Posteado por: Julio Berdegué | 20 febrero 2013

Presidente, ¿y qué pasa con el agua potable en Chiloé?

Por Julio Berdegué
Investigador de Rimisp – Centro Latinoamericano para el Desarrollo Rural y Coordinador del programa Cohesión Territorial para el Desarrollo

Señor Presidente:

El martes 22 de enero dos millones de santiaguinos se quedaron sin agua potable. La prensa nos dice que muchas personas debieron hacer largas filas al sol para recibir entre 2 y 15 litros por familia. Algunos alcaldes debieron recurrir a viejos pozos y a camiones aljibe para sustituir en parte el servicio interrumpido, aunque según algunas autoridades comunales el agua que se entregaba no era realmente potable. Trece mil niños fueron devueltos de los jardines infantiles y cientos de negocios no pudieron funcionar normalmente. La indignación fue tal que usted, el Presidente de la República, debió intervenir, lo cual me parece justo y digno de aplauso: la máxima autoridad del país no puede estar tranquilo cuando hay familias que no tienen agua potable.

Me pregunto sin embargo, señor Presidente, si acaso usted alguna vez ha manifestado su malestar por la situación que se vive en la mitad de las provincias del país, donde hay 20 veces más familias que en Santiago que no tienen nunca acceso a fuentes mejoradas de agua y saneamiento. ¿Ha usted manifestado su malestar y exigido acciones inmediatas en favor del 30% de las familias de Chiloé que todos los días tienen que hacer lo que hicieron por algunas horas los habitantes de Santiago? ¿O por el 20% de las familias de la provincia de Chillán? ¿Siente usted, Presidente, la misma indignación y actúa con la misma urgencia ante el problema que viven los niños de muchos jardines infantiles de Parinacota, o los empresarios que no tienen agua de calidad en Llanquihue, o el de las mujeres de Biobío que cada día deben sacar unos litros de agua de un pozo o caminar a recibirla de un camión aljibe?
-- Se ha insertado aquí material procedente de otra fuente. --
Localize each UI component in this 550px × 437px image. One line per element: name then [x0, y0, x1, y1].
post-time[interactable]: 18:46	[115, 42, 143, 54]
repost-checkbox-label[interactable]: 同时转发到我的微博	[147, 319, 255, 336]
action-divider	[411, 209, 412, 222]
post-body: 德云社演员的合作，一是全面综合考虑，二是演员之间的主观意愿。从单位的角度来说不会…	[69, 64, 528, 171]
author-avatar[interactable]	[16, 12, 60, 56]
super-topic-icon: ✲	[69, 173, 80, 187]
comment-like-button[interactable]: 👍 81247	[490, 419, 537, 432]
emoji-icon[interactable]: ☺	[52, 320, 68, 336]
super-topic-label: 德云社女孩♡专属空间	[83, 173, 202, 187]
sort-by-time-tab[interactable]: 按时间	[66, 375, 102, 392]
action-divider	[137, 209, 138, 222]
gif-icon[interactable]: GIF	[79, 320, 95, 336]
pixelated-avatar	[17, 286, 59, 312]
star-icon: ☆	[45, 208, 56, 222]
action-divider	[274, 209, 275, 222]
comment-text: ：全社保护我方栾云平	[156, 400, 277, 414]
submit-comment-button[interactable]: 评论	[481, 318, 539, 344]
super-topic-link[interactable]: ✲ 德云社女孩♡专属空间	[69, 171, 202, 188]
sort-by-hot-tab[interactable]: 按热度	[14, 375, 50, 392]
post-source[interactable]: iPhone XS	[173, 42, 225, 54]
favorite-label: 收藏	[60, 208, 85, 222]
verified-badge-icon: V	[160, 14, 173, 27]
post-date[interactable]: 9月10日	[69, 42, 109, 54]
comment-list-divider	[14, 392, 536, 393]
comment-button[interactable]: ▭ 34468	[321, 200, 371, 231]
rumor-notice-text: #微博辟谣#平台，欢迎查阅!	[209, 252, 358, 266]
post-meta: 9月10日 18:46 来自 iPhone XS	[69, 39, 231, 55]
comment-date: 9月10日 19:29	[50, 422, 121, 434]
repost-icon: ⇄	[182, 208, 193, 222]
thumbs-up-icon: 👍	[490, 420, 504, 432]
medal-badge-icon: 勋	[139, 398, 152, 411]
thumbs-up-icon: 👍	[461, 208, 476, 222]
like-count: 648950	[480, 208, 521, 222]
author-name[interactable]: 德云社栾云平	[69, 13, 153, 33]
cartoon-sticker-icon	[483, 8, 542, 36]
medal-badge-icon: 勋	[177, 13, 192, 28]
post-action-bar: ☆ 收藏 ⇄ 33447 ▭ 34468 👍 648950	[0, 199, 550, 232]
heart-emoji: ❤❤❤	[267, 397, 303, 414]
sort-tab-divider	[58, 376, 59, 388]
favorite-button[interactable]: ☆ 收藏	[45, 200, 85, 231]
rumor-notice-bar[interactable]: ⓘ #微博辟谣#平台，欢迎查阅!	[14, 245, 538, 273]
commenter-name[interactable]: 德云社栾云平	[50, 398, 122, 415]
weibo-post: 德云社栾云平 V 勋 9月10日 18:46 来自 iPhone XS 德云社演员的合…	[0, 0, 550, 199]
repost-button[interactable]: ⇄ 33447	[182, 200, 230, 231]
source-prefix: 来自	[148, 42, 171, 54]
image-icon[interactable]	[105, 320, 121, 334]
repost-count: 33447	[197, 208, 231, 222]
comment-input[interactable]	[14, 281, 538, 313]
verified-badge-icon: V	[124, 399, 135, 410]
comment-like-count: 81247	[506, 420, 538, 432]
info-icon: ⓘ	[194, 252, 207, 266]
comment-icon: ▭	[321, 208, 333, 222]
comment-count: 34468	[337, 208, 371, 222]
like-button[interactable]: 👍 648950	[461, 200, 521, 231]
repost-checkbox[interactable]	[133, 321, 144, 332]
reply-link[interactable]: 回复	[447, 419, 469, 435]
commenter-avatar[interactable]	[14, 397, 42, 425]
¿Y no le molesta a usted, Presidente, que los reporteros de los periódicos o de los canales de televisión nunca vayan a entrevistar a los alcaldes o a los concejales de tantos territorios donde el porcentaje de familias sin acceso a fuentes mejoradas de agua potable y saneamiento es igual o peor al que Chile en promedio tenía en 1976?

Este caso del corte de agua en Santiago que capturó los titulares y la atención de los políticos es un ejemplo de un problema muy extendido: en Chile –como en los demás países de América Latina- hay grandes brechas territoriales de acceso a servicios públicos y a infraestructura. Usted me dirá, señor Presidente, y con razón: en muchos lugares es mucho más caro que en Santiago llegar con agua potable y con otros servicios que todo habitante de cualquier ciudad importante considera un derecho casi sagrado. Ese es un dato de la causa, pero le pregunto yo cuál es su visión sobre cómo responder a esa realidad, si dejando que el mercado resuelva o no el problema, si “cuidar el presupuesto” con criterios de eficiencia económica y rentabilidad financiera, o si acaso usted se guía por la idea de que hay ciertos servicios que toda chilena y chileno tiene que tener porque viven en un país en el siglo XXI con un PIB per cápita de 16 mil dólares.

Y que conste que no estamos hablando de unos pocos rincones de esta tierra. En el último Censo de Población que está disponible, que es el de 2002, eran ni más ni menos que 186 las comunas (54% del total) donde 25% o más de la población tenía al menos una necesidad básica insatisfecha. Seguramente el nuevo censo de 2012 nos mostrará grandes progresos, pero seguiremos teniendo muchos lugares con rezagos muy importantes.

Presidente, quisiera que las incomodidades que por unas horas pasamos los habitantes de Santiago, lo lleven a considerar si acaso es necesario que el país haga compromisos explícitos de disminución de las brechas territoriales en el acceso a servicios públicos e infraestructura básica. Por ejemplo, que en ninguna comuna del país haya más del doble de personas que en Santiago sin agua potable, sin electricidad, sin teléfono, sin Internet, sin una posta de salud a una hora de camino, sin vivienda decente, sin una escuela con una educación de calidad al menos igual a la de la capital, sin una micro al menos cada tres o cuatro horas. Ese sería, señor Presidente, un país más desarrollado.

Piénselo, por favor.

* Entrada escrita con la colaboración de Yessica Lagos.